The intrepid business development manager and chief technology officer hungry for big new ideas might not have noticed one that’s probably destined to go stellar any time soon: TipSense, a platform that crunches massive, unstructured data sets in an instant to yield practical, simple, clear information.
From Big Data to what’s best
That’s a lot of adjectives for one sentence, but they’re fully warranted. TipSense is the brainchild of Cornell artificial intelligence whizz-kid David Schorr, who built and bootstrapped the platform over the last four years. For anyone who wants ready answers without having to wade through a forest of reviews, TipSense has the solution.
As any tech business development manager can tell you, the online world is awash with incalculably vast quantities of data. A data surfeit which makes for some serious headaches if you just want to know where and what to eat, or which mobile app is better than its apparently identical rivals.

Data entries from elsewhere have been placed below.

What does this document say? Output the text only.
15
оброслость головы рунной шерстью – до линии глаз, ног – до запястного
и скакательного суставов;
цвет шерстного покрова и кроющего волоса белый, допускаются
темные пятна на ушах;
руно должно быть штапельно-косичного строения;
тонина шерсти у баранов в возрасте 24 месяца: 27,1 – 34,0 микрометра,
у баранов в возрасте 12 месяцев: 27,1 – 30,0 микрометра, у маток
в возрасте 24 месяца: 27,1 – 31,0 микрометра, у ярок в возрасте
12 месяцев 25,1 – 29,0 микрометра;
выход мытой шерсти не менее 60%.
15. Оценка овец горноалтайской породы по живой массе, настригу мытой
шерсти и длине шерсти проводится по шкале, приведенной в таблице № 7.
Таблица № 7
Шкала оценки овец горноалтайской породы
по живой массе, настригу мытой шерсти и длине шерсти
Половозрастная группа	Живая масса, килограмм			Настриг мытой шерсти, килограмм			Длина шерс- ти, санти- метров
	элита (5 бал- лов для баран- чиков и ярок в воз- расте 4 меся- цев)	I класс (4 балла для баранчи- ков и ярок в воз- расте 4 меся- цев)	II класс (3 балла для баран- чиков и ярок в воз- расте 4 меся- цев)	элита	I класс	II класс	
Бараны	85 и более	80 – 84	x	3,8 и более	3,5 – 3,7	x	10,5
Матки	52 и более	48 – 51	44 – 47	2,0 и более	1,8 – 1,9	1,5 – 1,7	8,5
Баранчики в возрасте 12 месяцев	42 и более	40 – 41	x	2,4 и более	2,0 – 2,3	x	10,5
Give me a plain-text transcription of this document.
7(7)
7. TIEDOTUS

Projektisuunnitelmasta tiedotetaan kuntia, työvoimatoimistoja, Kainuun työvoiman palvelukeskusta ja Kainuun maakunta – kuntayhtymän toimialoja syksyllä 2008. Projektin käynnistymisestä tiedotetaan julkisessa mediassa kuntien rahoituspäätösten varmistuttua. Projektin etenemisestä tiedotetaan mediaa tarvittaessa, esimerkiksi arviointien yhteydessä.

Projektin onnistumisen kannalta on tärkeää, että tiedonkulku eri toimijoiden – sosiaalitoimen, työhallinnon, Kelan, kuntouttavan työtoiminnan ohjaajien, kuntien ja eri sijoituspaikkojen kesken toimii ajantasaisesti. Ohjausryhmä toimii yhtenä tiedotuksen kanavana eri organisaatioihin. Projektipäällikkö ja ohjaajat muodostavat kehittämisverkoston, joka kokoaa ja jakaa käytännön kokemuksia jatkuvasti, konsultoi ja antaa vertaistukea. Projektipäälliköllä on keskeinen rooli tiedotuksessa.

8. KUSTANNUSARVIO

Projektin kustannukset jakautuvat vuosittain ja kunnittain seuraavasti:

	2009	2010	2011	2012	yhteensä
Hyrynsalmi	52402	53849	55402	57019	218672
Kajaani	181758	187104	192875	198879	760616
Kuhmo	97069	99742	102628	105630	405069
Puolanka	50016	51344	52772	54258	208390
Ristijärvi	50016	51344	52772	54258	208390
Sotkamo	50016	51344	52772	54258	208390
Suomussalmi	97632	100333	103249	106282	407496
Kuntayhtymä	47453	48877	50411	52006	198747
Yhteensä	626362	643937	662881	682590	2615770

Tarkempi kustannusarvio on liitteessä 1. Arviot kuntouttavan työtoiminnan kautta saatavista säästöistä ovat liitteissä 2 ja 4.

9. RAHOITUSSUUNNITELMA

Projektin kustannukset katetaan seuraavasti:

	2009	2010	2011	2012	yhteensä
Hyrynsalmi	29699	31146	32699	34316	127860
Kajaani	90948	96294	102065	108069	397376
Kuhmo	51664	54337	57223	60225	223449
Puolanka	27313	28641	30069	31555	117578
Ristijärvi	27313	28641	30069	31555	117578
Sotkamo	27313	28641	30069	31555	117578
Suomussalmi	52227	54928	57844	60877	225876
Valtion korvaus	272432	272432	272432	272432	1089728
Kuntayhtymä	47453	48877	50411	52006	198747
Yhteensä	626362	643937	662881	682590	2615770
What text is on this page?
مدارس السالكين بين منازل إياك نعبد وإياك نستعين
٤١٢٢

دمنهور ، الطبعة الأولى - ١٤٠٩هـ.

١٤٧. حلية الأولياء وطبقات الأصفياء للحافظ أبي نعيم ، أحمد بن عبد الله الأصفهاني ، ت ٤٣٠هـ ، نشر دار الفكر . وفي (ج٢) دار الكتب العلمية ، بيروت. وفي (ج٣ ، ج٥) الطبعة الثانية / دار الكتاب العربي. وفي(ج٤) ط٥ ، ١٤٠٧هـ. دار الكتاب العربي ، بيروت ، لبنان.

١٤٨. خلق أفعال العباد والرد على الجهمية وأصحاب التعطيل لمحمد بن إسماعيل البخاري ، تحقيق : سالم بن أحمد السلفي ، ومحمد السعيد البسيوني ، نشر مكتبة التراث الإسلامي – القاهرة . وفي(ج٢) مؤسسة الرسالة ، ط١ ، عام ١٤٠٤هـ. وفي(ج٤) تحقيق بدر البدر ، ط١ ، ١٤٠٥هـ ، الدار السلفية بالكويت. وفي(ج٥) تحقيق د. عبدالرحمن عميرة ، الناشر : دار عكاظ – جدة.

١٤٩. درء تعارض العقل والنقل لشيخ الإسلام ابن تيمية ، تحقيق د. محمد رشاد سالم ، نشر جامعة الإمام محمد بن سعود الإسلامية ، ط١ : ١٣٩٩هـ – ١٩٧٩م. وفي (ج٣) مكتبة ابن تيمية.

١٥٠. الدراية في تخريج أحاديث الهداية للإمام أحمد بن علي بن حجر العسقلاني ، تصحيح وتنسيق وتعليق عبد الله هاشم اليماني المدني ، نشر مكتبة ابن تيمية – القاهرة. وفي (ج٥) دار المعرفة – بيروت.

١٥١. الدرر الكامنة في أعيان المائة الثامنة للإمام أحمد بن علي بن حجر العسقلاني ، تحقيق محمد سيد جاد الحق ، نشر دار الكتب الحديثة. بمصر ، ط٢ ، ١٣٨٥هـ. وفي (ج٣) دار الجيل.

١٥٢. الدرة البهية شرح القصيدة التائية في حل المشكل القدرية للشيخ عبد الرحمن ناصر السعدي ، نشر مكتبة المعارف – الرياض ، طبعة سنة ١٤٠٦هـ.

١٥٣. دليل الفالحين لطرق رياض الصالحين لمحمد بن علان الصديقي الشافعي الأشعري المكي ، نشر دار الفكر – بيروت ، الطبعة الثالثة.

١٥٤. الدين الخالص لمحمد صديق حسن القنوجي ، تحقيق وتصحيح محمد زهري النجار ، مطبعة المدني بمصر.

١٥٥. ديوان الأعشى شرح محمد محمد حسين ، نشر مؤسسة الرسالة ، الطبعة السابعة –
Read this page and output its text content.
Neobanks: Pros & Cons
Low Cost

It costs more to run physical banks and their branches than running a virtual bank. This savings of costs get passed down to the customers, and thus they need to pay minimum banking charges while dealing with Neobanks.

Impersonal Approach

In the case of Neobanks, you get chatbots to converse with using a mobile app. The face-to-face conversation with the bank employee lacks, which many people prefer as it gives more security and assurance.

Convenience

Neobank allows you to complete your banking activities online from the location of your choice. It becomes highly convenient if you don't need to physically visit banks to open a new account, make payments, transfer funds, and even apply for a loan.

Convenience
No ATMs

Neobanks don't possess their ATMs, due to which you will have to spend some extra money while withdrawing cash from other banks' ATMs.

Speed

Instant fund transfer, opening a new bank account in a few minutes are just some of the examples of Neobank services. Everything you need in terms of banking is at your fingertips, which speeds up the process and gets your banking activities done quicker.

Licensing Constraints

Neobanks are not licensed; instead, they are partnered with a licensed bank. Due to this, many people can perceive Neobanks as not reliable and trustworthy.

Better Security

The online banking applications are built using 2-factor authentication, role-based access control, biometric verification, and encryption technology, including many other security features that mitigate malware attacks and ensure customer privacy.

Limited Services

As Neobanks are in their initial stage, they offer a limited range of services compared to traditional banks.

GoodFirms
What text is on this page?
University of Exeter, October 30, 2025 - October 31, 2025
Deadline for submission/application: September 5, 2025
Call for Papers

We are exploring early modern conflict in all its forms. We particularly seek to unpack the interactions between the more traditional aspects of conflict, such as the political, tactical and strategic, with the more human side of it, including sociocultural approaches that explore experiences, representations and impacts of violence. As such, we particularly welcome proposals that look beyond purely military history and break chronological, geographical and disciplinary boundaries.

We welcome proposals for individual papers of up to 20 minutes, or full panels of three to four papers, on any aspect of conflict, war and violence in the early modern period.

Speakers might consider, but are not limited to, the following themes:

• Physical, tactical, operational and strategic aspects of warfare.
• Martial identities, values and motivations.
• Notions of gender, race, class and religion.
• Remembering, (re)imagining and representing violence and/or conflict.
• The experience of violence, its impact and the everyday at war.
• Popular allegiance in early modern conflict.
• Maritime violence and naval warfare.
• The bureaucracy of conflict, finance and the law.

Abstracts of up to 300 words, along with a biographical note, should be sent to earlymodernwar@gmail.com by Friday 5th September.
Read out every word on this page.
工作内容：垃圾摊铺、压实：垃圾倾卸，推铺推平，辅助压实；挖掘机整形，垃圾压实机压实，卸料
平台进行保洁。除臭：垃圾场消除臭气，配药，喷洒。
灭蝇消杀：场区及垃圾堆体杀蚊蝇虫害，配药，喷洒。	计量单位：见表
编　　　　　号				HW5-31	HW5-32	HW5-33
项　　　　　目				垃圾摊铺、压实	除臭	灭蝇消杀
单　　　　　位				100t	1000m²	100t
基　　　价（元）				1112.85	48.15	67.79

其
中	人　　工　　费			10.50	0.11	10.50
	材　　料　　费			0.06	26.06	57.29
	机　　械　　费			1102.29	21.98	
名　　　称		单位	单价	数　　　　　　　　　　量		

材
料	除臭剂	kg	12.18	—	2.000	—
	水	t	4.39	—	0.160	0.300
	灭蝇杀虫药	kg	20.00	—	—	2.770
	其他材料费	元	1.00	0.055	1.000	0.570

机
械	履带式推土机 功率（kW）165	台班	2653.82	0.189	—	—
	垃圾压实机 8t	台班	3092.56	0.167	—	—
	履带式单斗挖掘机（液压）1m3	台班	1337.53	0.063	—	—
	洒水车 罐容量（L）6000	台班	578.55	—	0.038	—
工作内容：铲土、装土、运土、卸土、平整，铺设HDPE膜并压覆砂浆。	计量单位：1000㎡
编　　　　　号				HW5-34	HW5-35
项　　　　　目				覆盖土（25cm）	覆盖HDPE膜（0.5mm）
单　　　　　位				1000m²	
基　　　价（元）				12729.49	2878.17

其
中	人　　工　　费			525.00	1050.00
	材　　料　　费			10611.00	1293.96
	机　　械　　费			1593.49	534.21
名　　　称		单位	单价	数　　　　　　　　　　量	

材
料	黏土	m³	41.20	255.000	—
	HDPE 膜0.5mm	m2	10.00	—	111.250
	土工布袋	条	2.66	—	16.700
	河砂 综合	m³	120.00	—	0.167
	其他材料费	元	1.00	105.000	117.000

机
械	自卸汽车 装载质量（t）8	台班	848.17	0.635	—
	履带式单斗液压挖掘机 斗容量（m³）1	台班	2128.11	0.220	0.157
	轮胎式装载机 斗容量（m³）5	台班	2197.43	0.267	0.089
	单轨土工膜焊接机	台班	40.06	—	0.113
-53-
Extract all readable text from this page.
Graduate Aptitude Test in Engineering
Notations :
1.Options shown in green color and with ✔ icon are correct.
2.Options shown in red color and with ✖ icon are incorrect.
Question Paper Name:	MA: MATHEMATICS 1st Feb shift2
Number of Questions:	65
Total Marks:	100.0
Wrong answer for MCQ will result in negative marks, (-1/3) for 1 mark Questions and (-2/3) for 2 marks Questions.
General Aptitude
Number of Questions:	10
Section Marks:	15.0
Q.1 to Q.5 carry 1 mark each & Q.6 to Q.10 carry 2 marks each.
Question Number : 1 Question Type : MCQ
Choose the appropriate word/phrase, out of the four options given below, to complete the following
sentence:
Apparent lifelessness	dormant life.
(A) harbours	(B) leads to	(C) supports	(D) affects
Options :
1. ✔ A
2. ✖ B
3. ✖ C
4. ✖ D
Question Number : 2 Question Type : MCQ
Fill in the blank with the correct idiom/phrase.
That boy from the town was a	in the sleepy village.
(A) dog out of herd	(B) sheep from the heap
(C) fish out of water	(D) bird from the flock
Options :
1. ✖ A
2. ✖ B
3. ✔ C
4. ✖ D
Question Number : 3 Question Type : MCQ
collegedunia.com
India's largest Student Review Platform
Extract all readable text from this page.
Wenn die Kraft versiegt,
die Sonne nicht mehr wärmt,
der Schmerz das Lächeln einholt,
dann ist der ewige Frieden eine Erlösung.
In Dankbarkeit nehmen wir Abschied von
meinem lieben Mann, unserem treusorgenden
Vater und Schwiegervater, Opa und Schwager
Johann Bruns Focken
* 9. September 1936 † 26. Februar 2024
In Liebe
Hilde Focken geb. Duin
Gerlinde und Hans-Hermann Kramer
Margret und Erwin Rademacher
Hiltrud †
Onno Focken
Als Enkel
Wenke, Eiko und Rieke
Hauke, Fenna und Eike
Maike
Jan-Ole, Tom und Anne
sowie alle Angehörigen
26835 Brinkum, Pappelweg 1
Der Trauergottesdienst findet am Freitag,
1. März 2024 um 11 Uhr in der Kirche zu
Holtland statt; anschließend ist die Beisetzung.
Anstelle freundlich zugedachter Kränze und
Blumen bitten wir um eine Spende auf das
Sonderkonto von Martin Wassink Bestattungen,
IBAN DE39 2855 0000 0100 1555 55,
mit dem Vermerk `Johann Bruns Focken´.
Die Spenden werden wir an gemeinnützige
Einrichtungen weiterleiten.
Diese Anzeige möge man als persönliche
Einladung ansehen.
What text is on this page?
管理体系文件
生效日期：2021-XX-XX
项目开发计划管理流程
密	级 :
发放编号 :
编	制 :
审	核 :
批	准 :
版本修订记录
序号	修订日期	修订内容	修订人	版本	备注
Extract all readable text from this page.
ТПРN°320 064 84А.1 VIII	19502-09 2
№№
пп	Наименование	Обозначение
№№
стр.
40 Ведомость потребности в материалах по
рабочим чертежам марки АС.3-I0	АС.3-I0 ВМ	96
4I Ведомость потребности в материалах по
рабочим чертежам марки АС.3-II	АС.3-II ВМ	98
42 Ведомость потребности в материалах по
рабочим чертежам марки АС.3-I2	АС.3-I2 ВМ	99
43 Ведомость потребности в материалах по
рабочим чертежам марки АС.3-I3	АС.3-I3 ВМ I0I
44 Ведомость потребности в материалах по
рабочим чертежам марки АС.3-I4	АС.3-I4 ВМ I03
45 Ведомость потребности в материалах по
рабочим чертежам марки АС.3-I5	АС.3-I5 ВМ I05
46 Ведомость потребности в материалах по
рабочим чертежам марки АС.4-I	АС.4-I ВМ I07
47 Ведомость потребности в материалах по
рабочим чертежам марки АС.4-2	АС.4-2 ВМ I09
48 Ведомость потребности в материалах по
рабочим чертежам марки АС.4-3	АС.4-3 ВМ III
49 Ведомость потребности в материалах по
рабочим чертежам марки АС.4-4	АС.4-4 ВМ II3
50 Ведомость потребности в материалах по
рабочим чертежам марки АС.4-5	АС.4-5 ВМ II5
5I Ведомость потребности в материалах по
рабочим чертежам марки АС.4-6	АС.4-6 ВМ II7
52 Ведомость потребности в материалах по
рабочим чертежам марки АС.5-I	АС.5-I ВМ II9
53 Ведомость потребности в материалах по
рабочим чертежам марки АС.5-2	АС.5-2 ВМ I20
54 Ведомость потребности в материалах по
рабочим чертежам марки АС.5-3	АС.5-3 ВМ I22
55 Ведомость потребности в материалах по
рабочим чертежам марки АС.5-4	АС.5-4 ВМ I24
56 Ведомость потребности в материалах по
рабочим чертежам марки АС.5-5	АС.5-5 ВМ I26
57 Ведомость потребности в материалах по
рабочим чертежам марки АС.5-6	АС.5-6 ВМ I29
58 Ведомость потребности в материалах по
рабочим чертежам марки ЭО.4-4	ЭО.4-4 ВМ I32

TipSense’s algorithms can do both.
In a world where everyone hails the advent of Big Data as a kind of information revolution, very few companies have had the nous to show ordinary consumers why it really matters. Until TipSense came along, that is, with its two fabulous websites: Dish Tip, which crunches literally millions of reviews, web images and online mentions to yield the most buzzed about local food, and AppCrawlr, which does the same for mobile apps.
Why AppCrawlr will convert the most skeptical business development manager
AppCrawlr is Dish Tip’s younger sibling, and anyone who tries it, from the skeptical business development manager to the ordinary Joe, will testify that it does a much better job than Apple or Google’s app stores. It provides an at-a-glance overview chart – the “Uber Grid” – listing all the strengths and weaknesses of rival apps side by side.
There are a few teething problems to be ironed out – neither Dish Tip nor AppCrawlr are completely accurate all of the time. But they definitely showcase the relevance and sheer usefulness of TipSense technology, which uses natural language processing, content fingerprinting, topic modeling and conceptual entity recognition to sift through mega-data in the blink of an eye.
One thing Schorr can be confident of: his platform is set to be a hot acquisition target.